How are the indexes different from my archives?
There is occasionally the misconception that the indexes are, in fact, the archives. This is understandable due to the importance which the indexes play in the overall solution. However the indexes are nothing more than a collection of pointers to your actual data, which is stored elsewhere (admin console -> Archiving -> Storage tab). Consequently it is important to make this distinction: lost indexes can be re-built from the archived data, but lost archive data cannot be rebuilt from the indexes.
How fast can I index documents?
The speed of indexing is directly proportional to the specifications of the environment:
- Number of index & archive servers
- Performance of index & archive servers (particularly CPU/RAM on archive servers, and storage I/O on indexer servers)
- Whether attachments are included, and what their characteristics are
- Network bandwidth
Therefore it is very difficult to quote a number which is applicable to all cases, however it is not uncommon to see rates of 5M+ documents/day if running continuously in a healthy environment.
How are documents distributed?
Indexes are organized as a collection of shards which are distributed evenly across all index servers. All data pertaining to a mailbox is mapped to a single shard, whereas documents crawled from file stores are spread over all the shards. Shards can also be configured to be replicas of each other, thereby increasing resiliency through redundancy.

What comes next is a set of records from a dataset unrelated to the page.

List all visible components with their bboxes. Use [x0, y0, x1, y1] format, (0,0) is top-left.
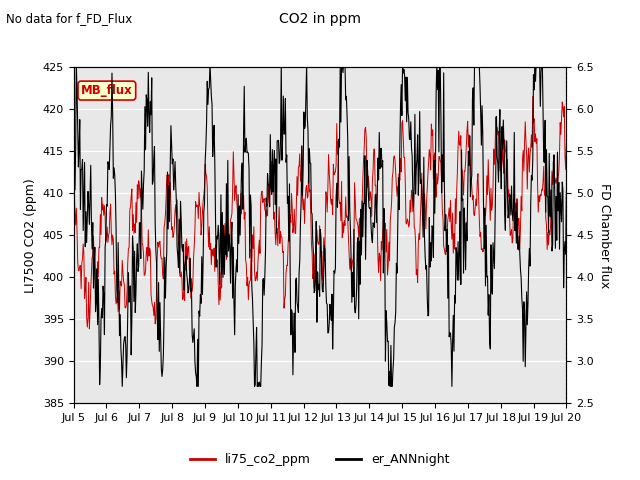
Legend: li75_co2_ppm, er_ANNnight: li75_co2_ppm, er_ANNnight — [186, 448, 454, 471]
Y-axis label: LI7500 CO2 (ppm): LI7500 CO2 (ppm) — [24, 178, 37, 293]
Text: MB_flux: MB_flux — [81, 84, 132, 97]
Y-axis label: FD Chamber flux: FD Chamber flux — [598, 182, 611, 288]
Text: No data for f_FD_Flux: No data for f_FD_Flux — [6, 12, 132, 25]
Text: CO2 in ppm: CO2 in ppm — [279, 12, 361, 26]
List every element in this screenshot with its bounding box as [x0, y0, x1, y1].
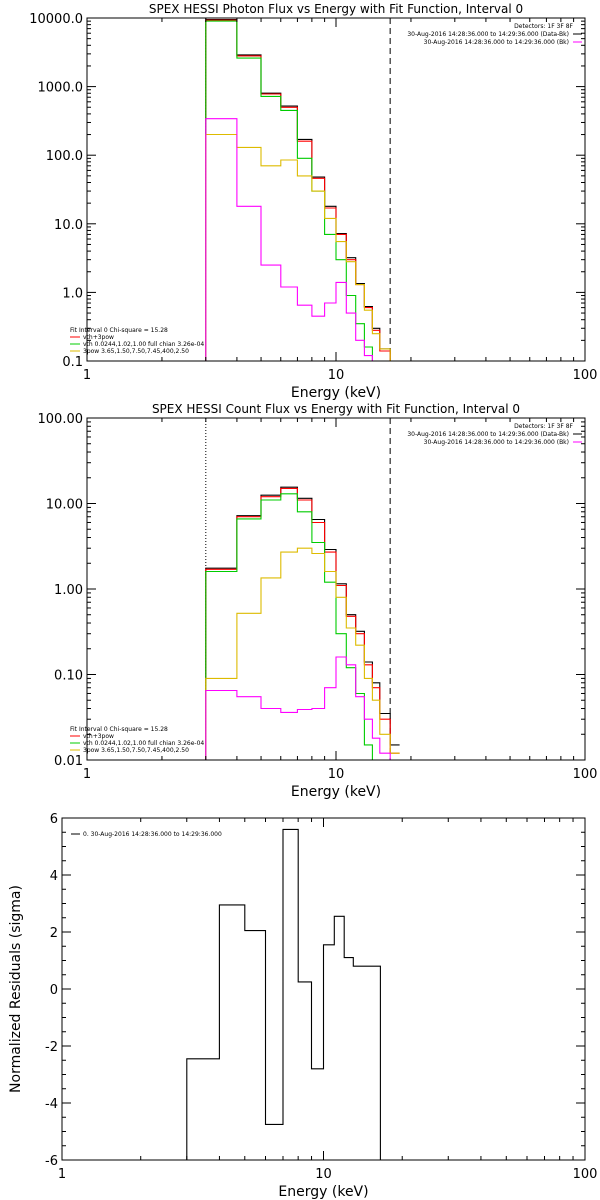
legend-entry-label: 0. 30-Aug-2016 14:28:36.000 to 14:29:36.… [83, 831, 222, 838]
legend-entry-label: vth 0.0244,1.02,1.00 full chian 3.26e-04 [83, 341, 204, 348]
legend-header: Detectors: 1F 3F 8F [514, 23, 573, 30]
y-tick-label: -2 [45, 1040, 58, 1055]
legend-entry-label: 30-Aug-2016 14:28:36.000 to 14:29:36.000… [407, 431, 569, 438]
y-tick-label: 10000.0 [29, 12, 83, 27]
series-total [205, 487, 400, 760]
series-bkg [205, 118, 373, 361]
plot-frame [86, 17, 586, 362]
x-axis-label: Energy (keV) [291, 784, 381, 800]
series-data [205, 486, 400, 760]
chart-title: SPEX HESSI Count Flux vs Energy with Fit… [152, 402, 520, 416]
legend-entry-label: 3pow 3.65,1.50,7.50,7.45,400,2.50 [83, 747, 189, 754]
legend-entry-label: 30-Aug-2016 14:28:36.000 to 14:29:36.000… [407, 31, 569, 38]
y-tick-label: 1.00 [54, 583, 83, 598]
y-tick-label: 10.0 [54, 218, 83, 233]
x-tick-label: 10 [328, 767, 345, 782]
y-tick-label: 6 [50, 812, 58, 827]
fit-interval-label: Fit Interval 0 Chi-square = 15.28 [70, 726, 168, 733]
y-tick-label: 1000.0 [38, 81, 84, 96]
x-tick-label: 1 [83, 368, 91, 383]
x-tick-label: 100 [573, 1167, 598, 1182]
series-residuals [186, 828, 381, 1160]
y-tick-label: 100.0 [46, 149, 83, 164]
x-axis-label: Energy (keV) [291, 385, 381, 401]
y-tick-label: 0.01 [54, 754, 83, 769]
legend-entry-label: 30-Aug-2016 14:28:36.000 to 14:29:36.000… [424, 39, 569, 46]
legend-entry-label: 3pow 3.65,1.50,7.50,7.45,400,2.50 [83, 348, 189, 355]
legend-entry-label: vth+3pow [83, 733, 114, 740]
y-tick-label: 10.00 [46, 498, 83, 513]
plot-area [205, 418, 400, 760]
y-tick-label: 1.0 [62, 286, 83, 301]
y-tick-label: 0 [50, 983, 58, 998]
y-axis-label: Normalized Residuals (sigma) [8, 885, 24, 1093]
legend-fit: Fit Interval 0 Chi-square = 15.28vth+3po… [70, 327, 204, 355]
x-tick-label: 10 [328, 368, 345, 383]
x-tick-label: 100 [573, 368, 598, 383]
x-tick-label: 1 [83, 767, 91, 782]
fit-interval-label: Fit Interval 0 Chi-square = 15.28 [70, 327, 168, 334]
legend-top: 0. 30-Aug-2016 14:28:36.000 to 14:29:36.… [71, 831, 222, 838]
chart-title: SPEX HESSI Photon Flux vs Energy with Fi… [149, 2, 523, 16]
x-tick-label: 10 [315, 1167, 332, 1182]
series-3pow [205, 547, 400, 760]
legend-entry-label: vth+3pow [83, 334, 114, 341]
plot-area [205, 18, 400, 361]
x-axis-label: Energy (keV) [278, 1184, 368, 1200]
series-3pow [205, 133, 400, 361]
x-tick-label: 100 [573, 767, 598, 782]
y-tick-label: 0.10 [54, 669, 83, 684]
series-total [205, 19, 400, 361]
series-vth [205, 493, 381, 760]
chart-panel-2: 1 10 100 -6 -4 -2 0 2 4 6 Energy (keV) Normalized R… [8, 812, 597, 1200]
legend-fit: Fit Interval 0 Chi-square = 15.28vth+3po… [70, 726, 204, 754]
y-tick-label: 100.00 [38, 412, 84, 427]
x-tick-label: 1 [58, 1167, 66, 1182]
y-tick-label: 4 [50, 869, 58, 884]
y-tick-label: -4 [45, 1097, 58, 1112]
series-data [205, 18, 400, 361]
series-vth [205, 20, 381, 361]
y-tick-label: -6 [45, 1154, 58, 1169]
y-tick-label: 0.1 [62, 355, 83, 370]
legend-header: Detectors: 1F 3F 8F [514, 423, 573, 430]
chart-panel-0: SPEX HESSI Photon Flux vs Energy with Fi… [29, 2, 597, 401]
legend-entry-label: vth 0.0244,1.02,1.00 full chian 3.26e-04 [83, 740, 204, 747]
chart-panel-1: SPEX HESSI Count Flux vs Energy with Fit… [38, 402, 598, 800]
plot-area [186, 828, 381, 1160]
series-bkg [205, 656, 391, 760]
y-tick-label: 2 [50, 926, 58, 941]
legend-entry-label: 30-Aug-2016 14:28:36.000 to 14:29:36.000… [424, 439, 569, 446]
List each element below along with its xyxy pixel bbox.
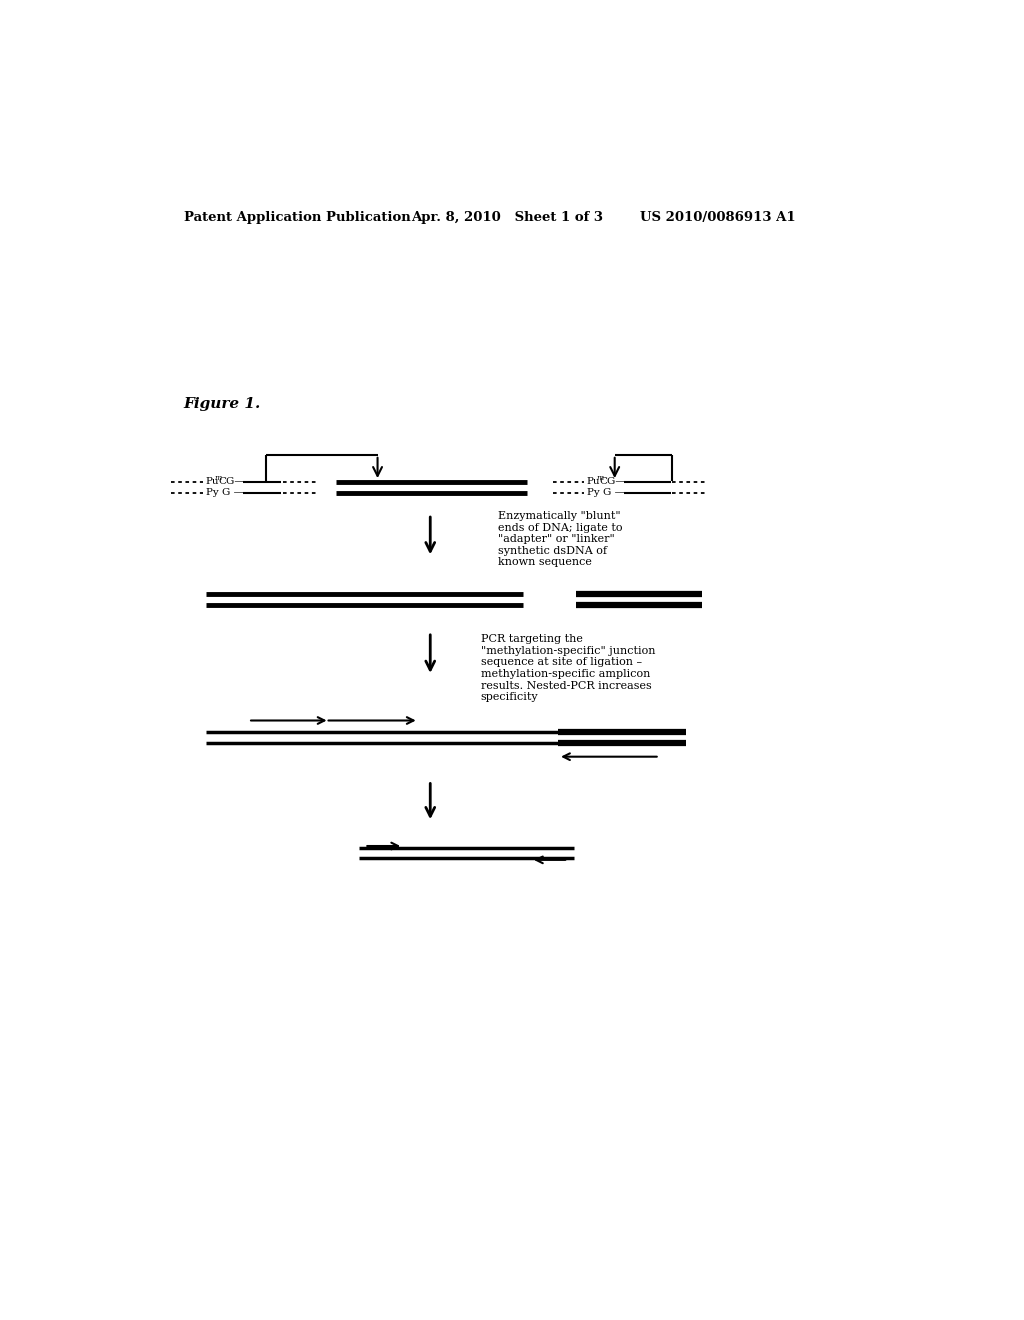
Text: Patent Application Publication: Patent Application Publication — [183, 211, 411, 224]
Text: Enzymatically "blunt"
ends of DNA; ligate to
"adapter" or "linker"
synthetic dsD: Enzymatically "blunt" ends of DNA; ligat… — [499, 511, 623, 568]
Text: Py G —: Py G — — [587, 488, 625, 498]
Text: Pu: Pu — [587, 478, 600, 486]
Text: CG—: CG— — [218, 478, 245, 486]
Text: Apr. 8, 2010   Sheet 1 of 3: Apr. 8, 2010 Sheet 1 of 3 — [411, 211, 603, 224]
Text: US 2010/0086913 A1: US 2010/0086913 A1 — [640, 211, 795, 224]
Text: CG—: CG— — [599, 478, 626, 486]
Text: Py G —: Py G — — [206, 488, 244, 498]
Text: Figure 1.: Figure 1. — [183, 397, 261, 411]
Text: m: m — [215, 474, 222, 482]
Text: m: m — [596, 474, 603, 482]
Text: Pu: Pu — [206, 478, 219, 486]
Text: PCR targeting the
"methylation-specific" junction
sequence at site of ligation –: PCR targeting the "methylation-specific"… — [480, 635, 655, 702]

How does the indexing process work?
Netmail 6.x introduces a new architectural component called the NIPE. This resides on the Archive servers and is also referred to the as Netmail Indexing service in the Microsoft Services console. This component assumes all indexing-related duties on the Archive server, as well as handles all interactions to/from the Index servers.
When an item is indexed it is first pre-processed by the NIPE before being sent to the index servers. The NIPE will take care of
- fetching & opening attachments or embedded email messages
- extracting the text
- analyzing & tokenizing the content
- applying regex for tagging
- selecting the appropriate shard
- pushing the data
Once on the indexers, the data is collected in a buffer and processed in batches. Every 5 minutes a batch is processed and its indexes are available in memory (aka. soft commit). At this point the data is visible in Netmail Search. Every 10 minutes the indexes from memory are flushed to disk (aka. hard commit).
Should the index server seize up for any reason, it is safe to restart without worrying about losing data.
Why are only 2 accounts indexing at a time?
Nearly all Netmail jobs operate using threads in the job monitor and, when required, feed their documents to NIPE for indexing. Typically as is the case with an archive job, there will be 10 threads running per node and they will each submit their items to NIPE during the course of their processing. The only exception is an index job which will "out-source" its work entirely to NIPE. NIPE will take the path to the account and begin to process all the items therein, without the intervention of the thread (hence the status of "Waiting for index to complete" on the threads in the monitor, since they are in fact waiting and not actively involved). However NIPE can only perform this service for 2 index threads at-a-time, thus the rest of the threads must wait their turn.
This design was settled upon after multiple benchmarks, and it is not possible to change the number of threads that NIPE will take on at once. In majority of cases it will make the most use of a server's resources and accomplish the indexing in an optimal time.
How is the solution scalable?
Adding more indexing capacity can be done two ways:
- Scaling up: For moderate increases, the resources of the existing servers can be augmented. Measure consumption of RAM, CPU, and storage and supplement where necessary.
- Scaling out: For larger increases, whole other servers can be added to the indexing cluster. In this scenario, shards from the existing collection must be relocated to the new servers to distribute the load.
In either case, the indexing cluster must be taken offline for the upgrade to be performed.
Is the indexing cluster resilient?
As mentioned above, shards can be configured to be replicas of one another. Having replicas in the collection not only increases resiliency but also improves query performance (ie. Netmail Search responsiveness). As part of the original deployment, a Setup Wizard is run to create the shards/collection. At that point the number of replicas may be specified and the Wizard will take care to distribute the shards intelligently to maximize availability in the event of a failure.
The alternative to live replicas is to perform a traditional backup of the indexing data. The Netmail web console facilitates this by enabling a dump of all the shards to a specified location per schedule.